NEW YORK (Reuters) - The Chief Executive of offshore oil and gas driller Fieldwood Energy LLC, Matt McCarroll, says he is not scared of the hurricanes, geological risks and costs that keep some oil companies out of the Gulf of Mexico. Instead, he is doubling down.
The private equity-backed company - already the largest operator on the U.S. outer continental shelf - announced on Thursday it is closing a $480 million acquisition of Noble Energy’s assets in the Gulf of Mexico that will add 25,000 barrels per day (bpd) to its current net production of 72,000 bpd of oil equivalent.
Fieldwood initiated the deal while in the midst of bankruptcy and the acquisition will close on the day it emerges.
“Where others may see it as maturing or dead, we think (the U.S. Gulf of Mexico) still holds vast opportunities for those of us with the unique experience to manage the challenges,” he told Reuters in an interview.
McCarroll said Fieldwood will start a drilling program on the newly-acquired assets that are not currently producing within six to twelve months, and will evaluate its existing acreage before making another acquisition.
Fieldwood has already accumulated more than 2 million acres of mainly shallow-water leases in the Gulf of Mexico, including a new block which it leased in last month’s federal oil auction, making it the No. 1 operator on the shelf.
Many of those assets have been gathered up in a string of acquisitions, including of units of Apache Corp and SandRidge Energy.
The company’s acquisition of the Noble assets boosts its deepwater position.
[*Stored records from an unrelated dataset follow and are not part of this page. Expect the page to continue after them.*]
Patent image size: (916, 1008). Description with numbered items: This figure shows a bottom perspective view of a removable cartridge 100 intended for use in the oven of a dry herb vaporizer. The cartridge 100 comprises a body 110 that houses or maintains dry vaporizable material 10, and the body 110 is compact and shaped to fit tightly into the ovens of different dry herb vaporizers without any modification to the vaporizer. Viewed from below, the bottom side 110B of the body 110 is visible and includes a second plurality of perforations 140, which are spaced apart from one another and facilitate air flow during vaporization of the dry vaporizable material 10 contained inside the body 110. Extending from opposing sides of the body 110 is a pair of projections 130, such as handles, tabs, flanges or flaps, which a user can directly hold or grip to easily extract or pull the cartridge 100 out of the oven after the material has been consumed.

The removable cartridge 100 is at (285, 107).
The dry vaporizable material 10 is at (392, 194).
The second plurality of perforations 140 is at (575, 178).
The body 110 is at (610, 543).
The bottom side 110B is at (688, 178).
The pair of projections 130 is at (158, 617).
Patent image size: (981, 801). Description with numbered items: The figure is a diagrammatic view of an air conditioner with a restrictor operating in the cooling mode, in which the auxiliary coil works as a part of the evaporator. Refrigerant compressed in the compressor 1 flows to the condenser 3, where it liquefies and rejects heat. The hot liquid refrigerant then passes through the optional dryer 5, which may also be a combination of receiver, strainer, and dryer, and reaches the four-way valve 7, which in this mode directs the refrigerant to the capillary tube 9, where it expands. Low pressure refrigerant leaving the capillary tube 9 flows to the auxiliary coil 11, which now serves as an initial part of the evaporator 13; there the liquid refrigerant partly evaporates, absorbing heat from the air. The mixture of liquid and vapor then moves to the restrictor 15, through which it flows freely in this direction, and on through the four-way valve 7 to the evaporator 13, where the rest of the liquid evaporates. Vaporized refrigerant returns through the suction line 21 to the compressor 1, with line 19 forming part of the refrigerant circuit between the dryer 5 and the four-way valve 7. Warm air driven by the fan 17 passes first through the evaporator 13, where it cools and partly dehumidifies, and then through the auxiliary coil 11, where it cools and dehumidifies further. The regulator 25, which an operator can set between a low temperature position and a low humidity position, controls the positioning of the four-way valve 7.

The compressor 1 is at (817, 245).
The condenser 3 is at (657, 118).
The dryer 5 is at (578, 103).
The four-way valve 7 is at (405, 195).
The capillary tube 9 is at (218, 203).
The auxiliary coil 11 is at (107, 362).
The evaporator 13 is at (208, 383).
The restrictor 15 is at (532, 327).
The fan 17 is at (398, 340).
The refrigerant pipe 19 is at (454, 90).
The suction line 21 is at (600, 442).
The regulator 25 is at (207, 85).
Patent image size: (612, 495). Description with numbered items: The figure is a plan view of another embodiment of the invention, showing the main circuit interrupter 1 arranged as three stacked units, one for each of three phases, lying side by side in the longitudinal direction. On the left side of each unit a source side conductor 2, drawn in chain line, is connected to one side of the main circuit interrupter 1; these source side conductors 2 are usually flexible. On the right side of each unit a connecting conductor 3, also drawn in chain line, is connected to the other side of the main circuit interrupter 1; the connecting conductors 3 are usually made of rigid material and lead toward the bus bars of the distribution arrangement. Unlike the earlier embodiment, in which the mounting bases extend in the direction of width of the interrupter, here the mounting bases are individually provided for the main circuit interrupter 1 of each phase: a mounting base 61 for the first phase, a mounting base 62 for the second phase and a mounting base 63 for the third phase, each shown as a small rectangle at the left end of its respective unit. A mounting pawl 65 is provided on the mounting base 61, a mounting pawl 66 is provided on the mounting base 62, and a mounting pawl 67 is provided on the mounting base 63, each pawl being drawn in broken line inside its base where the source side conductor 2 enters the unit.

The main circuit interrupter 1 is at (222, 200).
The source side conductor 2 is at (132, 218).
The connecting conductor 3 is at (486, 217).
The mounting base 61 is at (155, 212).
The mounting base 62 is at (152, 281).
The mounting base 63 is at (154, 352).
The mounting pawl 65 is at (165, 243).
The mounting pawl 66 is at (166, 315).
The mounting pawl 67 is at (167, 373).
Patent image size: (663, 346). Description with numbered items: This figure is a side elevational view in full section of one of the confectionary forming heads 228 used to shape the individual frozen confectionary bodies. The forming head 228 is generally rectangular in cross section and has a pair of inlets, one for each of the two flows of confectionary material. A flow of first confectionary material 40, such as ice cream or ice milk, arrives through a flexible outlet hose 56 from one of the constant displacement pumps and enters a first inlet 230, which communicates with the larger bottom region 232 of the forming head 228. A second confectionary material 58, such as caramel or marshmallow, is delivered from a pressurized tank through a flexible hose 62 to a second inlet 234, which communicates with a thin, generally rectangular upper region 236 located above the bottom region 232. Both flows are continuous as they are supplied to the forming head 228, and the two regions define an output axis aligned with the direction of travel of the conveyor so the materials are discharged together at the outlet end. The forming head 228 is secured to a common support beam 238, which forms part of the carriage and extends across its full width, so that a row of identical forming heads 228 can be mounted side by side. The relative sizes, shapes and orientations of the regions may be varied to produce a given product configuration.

Noble’s leases are nearly all deepwater blocks, according to Bureau of Ocean Energy Management data reviewed by Reuters. The position includes blocks in the Mississippi Canyon and Viosca Knoll formations of the Gulf.
But if the past is a guide, the strategy can be risky.
Oil companies that drilled offshore were badly hit by the oil price downturn that started in 2014 and rising competition from shale producers onshore.
Companies including Energy XXI, Cobalt International Energy and Stone Energy filed for bankruptcy protection in 2016 and 2017. In addition to the costs associated with exploration and production, companies drilling offshore often must provide bonds to prove they can pay for oil spills and other accidents - a burden not carried by lower cost onshore rivals.
Fieldwood will exit bankruptcy with approximately $1.6 billion in debt, after cutting about half of that during the Chapter 11 proceedings that it filed in February. Private equity firm Riverstone Holdings LLC, Fieldwood’s owner before the filing, will still hold about half the equity of the oil-and-gas explorer, with the rest taken by its former creditors.
But McCarroll said the company comes out strong, with the financial wherewithal to make more deals where it makes sense.
“We’re a buyer, not a seller,” McCarroll said, adding that they will be selective in their buying.
The company raised $525 million of new equity from its creditors that it will use for the $480 million Noble acquisition.
McCarroll said there were no layoffs in the bankruptcy, no unsecured claims left behind, and that Fieldwood had adequate liquidity. He called the process a “recapitalization” that allowed Fieldwood to reorganize its balance sheet.
Fieldwood is not the only company that has been on the hunt in the Gulf of Mexico. Talos Energy LLC and Stone Energy Corp announced in November that they would merge, creating a new company valued at $2.5 billion including debt.
Industry analysts have forecast further consolidation because of the pressures on offshore drillers.
“It’s less fragmented than it was 10 years ago, and more fragmented than it will be five years from now,” McCarroll said.